Because the boy who controls your phone covers is the one who deserves to be loved. 














Monday, May 11, 2015

life with Sebastian (part 2)

As Anand rightly pointed out, Sebastian, the 2 year old child who stays in my house, is much like a kitten. 

Let me tell you why. 

Sebastian purrs outside my bedroom door and scratches on it, wanting to be let in. 

If I don't answer, he pushes open the door anyway and peeps in with his tiny head. 

Then he kicks the door open and races in. 

If I have locked the door from inside then he scratches and cries until I let him in. 

When he is in my bedroom, I have no idea what is going to end up where.

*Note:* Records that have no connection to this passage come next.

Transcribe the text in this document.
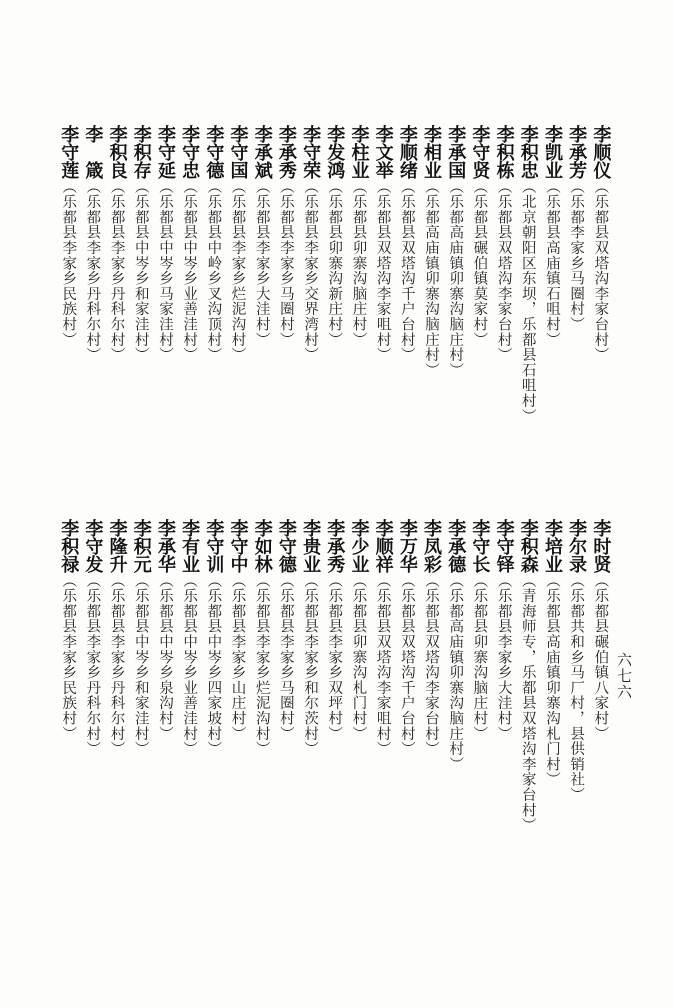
六七六
李顺仪（乐都县双塔沟李家台村）
李承芳（乐都李家乡马圈村）
李凯业（乐都县高庙镇石咀村）
李积忠（北京朝阳区东坝，乐都县石咀村）
李积栋（乐都县双塔沟李家台村）
李守贤（乐都县碾伯镇莫家村）
李承国（乐都高庙镇卯寨沟脑庄村）
李相业（乐都高庙镇卯寨沟脑庄村）
李顺绪（乐都县双塔沟千户台村）
李文举（乐都县双塔沟李家咀村）
李柱业（乐都县卯寨沟脑庄村）
李发鸿（乐都县卯寨沟新庄村）
李守荣（乐都县李家乡交界湾村）
李承秀（乐都县李家乡马圈村）
李承斌（乐都县李家乡大洼村）
李守国（乐都县李家乡烂泥沟村）
李守德（乐都县中岭乡叉沟顶村）
李守忠（乐都县中岑乡业善洼村）
李守延（乐都县中岑乡马家洼村）
李积存（乐都县中岑乡和家洼村）
李积良（乐都县李家乡丹科尔村）
李　箴（乐都县李家乡丹科尔村）
李守莲（乐都县李家乡民族村）
李时贤（乐都县碾伯镇八家村）
李尔录（乐都共和乡马厂村，县供销社）
李培业（乐都县高庙镇卯寨沟札门村）
李积森（青海师专，乐都县双塔沟李家台村）
李守铎（乐都县李家乡大洼村）
李守长（乐都县卯寨沟脑庄村）
李承德（乐都高庙镇卯寨沟脑庄村）
李凤彩（乐都县双塔沟李家台村）
李万华（乐都县双塔沟千户台村）
李顺祥（乐都县双塔沟李家咀村）
李少业（乐都县卯寨沟札门村）
李承秀（乐都县李家乡双坪村）
李贵业（乐都县李家乡和尔茨村）
李守德（乐都县李家乡马圈村）
李如林（乐都县李家乡烂泥沟村）
李守中（乐都县李家乡山庄村）
李守训（乐都县中岑乡四家坡村）
李有业（乐都县中岑乡业善洼村）
李承华（乐都县中岑乡泉沟村）
李积元（乐都县中岑乡和家洼村）
李隆升（乐都县李家乡丹科尔村）
李守发（乐都县李家乡丹科尔村）
李积禄（乐都县李家乡民族村）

If I want him to leave, I have to scoop him up and he makes small kitten whiny noises and kicks around wildly. 

Because Sebastian is a human child and not a kitten, he thankfully doesn't have sharp claws. 

Sunday, May 10, 2015

life with Sebastian

Sebastian is a 2 year old child who often comes to stay in my house.

Sebastian doesn's speak yet but he knows how to swipe and change pictures on a smartphone.

The whole world, according to Sebastian, is an edible object.

Thus every item that ever enters his line of vision immediately meets his mouth.

Of course, as we all know, the whole world is NOT edible. Most items are not. This is always a surprising discovery for Sebastian. Every time his mouth meets a non-edible object, he clutches it with his tiny hands and  throws it with all his might.

Sebastian is small but his hands are strong. Every thing that he throws lands a million miles away from its original position.

Two year olds can be so volcanic.

I wonder what are the scientific applications of this?